Parecía otra persona, mudó su comportamiento como aquellos eximios actores de
cine, y hasta encontró un buen pretexto para fumigar las penas:
–La
mamá María está de viaje –nos informó a todos con aquel convencimiento con el
que se deberían de decir las grandes verdades. Era (lo sigue siendo hasta el
día de hoy) la mejor forma de soportar su desaparición. Y a todos nos gustó
hacernos a la idea de que la abuela no estaba muerta. Después de todo, estar
«enfermo de la mente» no era del todo malo, ¿verdad?
Alguna
vez, aburrido de sus ataques de esquizofrenia, llegué a espetarle una propuesta
que me hacía recordar a la abuela:
–¿Y
tú nunca piensas en irte de viaje, tío?
–Bien
podría hacerlo: ya he cumplido, me he roto el lomo por la familia. Tengo
millones en el banco y ustedes disponen de mi dinero como les da la gana.
–Bueno
fuera, tío, bueno fuera…
–¿Sabes
un gran secreto, Vicente? –me dijo una tarde en la huerta.
–Dímelo,
tío.
–En
esta casa, ¡nuestra casa!, he aprendido cómo es el mundo.
–¿Y
cómo es el mundo? –indagué con afanoso interés.
–Es
un poco más o menos así –me dijo y se agachó para arrancar una margarita–. Así
empezamos: nos arrancan de buenas a primeras… y, poco a poco, nos vamos deteriorando…
Al final quedamos de esta manera: una mutilación, una maldita mutilación, ¿comprendes?
Y
me entregó la margarita sin pétalos. No sé por qué todavía la tengo guardada.
La encontré reseca entre mis cosas, justo ahora que él decidió irse de viaje.
Dicen
que salió de casa hace seis tardes, aunque podría jurar que no lo veo hace sólo
cinco días. Vestía un pantalón café, sus raídos mocasines y la camisa de
franela que le gustaba ponerse cuando lo llevaban al peluquero del centro de la
ciudad.
Quisiera
pensar que anda vagando por ahí. Que no se ha cruzado con ningún malhechor, ni
mucho menos que haya retado a algún veloz microbús en las grandes avenidas.
–¿Qué
será del loquito? –le escuché murmurar a mi vecina con cierta malicia cuando entraba
a la bodega del barrio a comprar pan.
–¡A
usted que mierda le importa! –le dije furioso y me quedé sin panes para el
desayuno.
Yo
sé que está loco, o «enfermo de la
mente», como dice mi papá con cierto decoro.
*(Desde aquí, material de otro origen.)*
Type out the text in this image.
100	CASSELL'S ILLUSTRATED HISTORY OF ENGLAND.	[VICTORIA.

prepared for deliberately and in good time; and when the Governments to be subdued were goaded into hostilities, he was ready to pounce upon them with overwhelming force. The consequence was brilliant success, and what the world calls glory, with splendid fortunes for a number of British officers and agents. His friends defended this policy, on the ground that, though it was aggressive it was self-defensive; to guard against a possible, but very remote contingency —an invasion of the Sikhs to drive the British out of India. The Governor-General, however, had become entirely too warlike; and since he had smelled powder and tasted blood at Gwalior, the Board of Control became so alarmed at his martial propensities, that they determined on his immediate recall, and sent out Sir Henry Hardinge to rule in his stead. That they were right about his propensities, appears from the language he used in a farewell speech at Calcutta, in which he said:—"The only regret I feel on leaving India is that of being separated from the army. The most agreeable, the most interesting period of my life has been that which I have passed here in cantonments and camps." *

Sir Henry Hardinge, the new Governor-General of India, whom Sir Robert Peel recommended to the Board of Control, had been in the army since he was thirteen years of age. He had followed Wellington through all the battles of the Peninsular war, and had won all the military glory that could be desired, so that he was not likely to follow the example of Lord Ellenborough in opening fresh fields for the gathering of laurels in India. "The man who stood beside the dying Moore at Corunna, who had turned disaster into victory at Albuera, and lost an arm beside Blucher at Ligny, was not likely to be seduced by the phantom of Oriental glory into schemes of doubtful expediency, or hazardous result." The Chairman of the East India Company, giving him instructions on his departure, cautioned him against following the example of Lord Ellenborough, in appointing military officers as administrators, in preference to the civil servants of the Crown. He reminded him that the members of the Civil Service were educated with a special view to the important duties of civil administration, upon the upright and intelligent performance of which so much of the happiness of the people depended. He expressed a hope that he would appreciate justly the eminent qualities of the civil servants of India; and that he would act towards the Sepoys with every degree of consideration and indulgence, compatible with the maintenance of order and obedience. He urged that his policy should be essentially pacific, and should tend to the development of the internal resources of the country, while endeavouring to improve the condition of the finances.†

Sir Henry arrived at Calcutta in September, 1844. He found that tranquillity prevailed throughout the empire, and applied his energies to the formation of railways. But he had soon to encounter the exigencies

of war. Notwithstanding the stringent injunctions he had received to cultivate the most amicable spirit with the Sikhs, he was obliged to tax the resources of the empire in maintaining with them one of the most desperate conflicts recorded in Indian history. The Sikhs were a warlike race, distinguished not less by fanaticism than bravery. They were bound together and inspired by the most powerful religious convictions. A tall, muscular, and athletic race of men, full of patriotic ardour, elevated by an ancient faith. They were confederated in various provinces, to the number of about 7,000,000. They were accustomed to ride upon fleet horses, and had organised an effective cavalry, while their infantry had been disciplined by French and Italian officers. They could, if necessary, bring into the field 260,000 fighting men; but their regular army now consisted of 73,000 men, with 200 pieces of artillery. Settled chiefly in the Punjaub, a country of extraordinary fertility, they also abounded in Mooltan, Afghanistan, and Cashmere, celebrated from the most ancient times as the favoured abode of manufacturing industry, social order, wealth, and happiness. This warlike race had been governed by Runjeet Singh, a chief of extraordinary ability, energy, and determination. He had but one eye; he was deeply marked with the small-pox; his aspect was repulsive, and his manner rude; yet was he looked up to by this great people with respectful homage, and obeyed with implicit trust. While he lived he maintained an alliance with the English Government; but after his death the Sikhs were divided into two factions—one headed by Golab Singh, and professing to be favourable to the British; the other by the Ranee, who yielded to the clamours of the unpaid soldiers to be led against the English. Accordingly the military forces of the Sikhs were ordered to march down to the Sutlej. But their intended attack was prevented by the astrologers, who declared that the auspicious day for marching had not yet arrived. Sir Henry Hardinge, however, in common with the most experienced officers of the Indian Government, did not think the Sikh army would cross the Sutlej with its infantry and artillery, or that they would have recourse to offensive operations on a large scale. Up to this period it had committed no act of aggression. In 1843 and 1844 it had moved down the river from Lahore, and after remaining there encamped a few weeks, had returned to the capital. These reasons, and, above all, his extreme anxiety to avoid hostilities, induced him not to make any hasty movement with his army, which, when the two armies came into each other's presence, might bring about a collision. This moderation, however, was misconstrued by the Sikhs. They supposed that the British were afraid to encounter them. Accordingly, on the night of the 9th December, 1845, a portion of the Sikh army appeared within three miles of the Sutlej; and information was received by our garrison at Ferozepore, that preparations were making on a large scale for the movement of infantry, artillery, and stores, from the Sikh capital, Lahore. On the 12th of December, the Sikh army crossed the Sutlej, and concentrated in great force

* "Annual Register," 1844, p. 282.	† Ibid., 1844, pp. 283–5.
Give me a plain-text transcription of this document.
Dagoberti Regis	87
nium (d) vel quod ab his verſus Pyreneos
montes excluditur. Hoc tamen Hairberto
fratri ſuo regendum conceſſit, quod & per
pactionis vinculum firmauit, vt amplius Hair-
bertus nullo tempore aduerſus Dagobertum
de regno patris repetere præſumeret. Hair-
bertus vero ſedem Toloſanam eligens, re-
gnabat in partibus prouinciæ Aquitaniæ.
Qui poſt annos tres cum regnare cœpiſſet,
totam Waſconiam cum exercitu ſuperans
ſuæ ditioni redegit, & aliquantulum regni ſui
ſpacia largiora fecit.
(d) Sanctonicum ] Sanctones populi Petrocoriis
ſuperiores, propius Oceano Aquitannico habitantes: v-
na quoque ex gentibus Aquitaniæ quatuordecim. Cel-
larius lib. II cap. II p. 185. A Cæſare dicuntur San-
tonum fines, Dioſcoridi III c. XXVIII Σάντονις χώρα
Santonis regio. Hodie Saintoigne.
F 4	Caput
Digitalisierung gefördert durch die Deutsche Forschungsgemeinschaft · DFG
Pero cómo odio que los chismosos
se llenen la boca comentando sobre su enfermedad, o fabricando motivos que
supuestamente lo llevaron al desvarío: el sexo, las drogas, la brujería…
Ahora
que camino por las calles de la ciudad pegando su foto en las esquinas
concurridas y en los paraderos de autobuses, me doy cuenta de que, gracias a él
y a su mutilada margarita, aprendí en casa cómo es el mundo.
Aguardo
por las noches, mirando de reojo por la ventana que da a la avenida y sueño con
ver asomar su silueta. Sé que se aparecerá de pronto y me dirá que el mundo no
era así:
–Es
peor, Vicente, es peor –concluirá con sabiduría.
–Sí
-asentiré-. Pero yo no estoy loco, tío. A mí nunca me han hecho convulsionar a
punta de electroshocks, ni tengo un par de hijos ingratos que nunca me visitan.
Tampoco tengo esposa, cosa que agradezco pues, ¿quién dice que no me hubiera
dejado por acostarse con un psiquiatra como te pasó a ti? La vida es una
mentira, tío Julio, y me gustaría estar loco para no saberlo.
–A
mí también. –Y se irá a conversar con algún foco o a dejarnos sin luz para
echar a perder los artefactos de su madre, mi abuela viajera.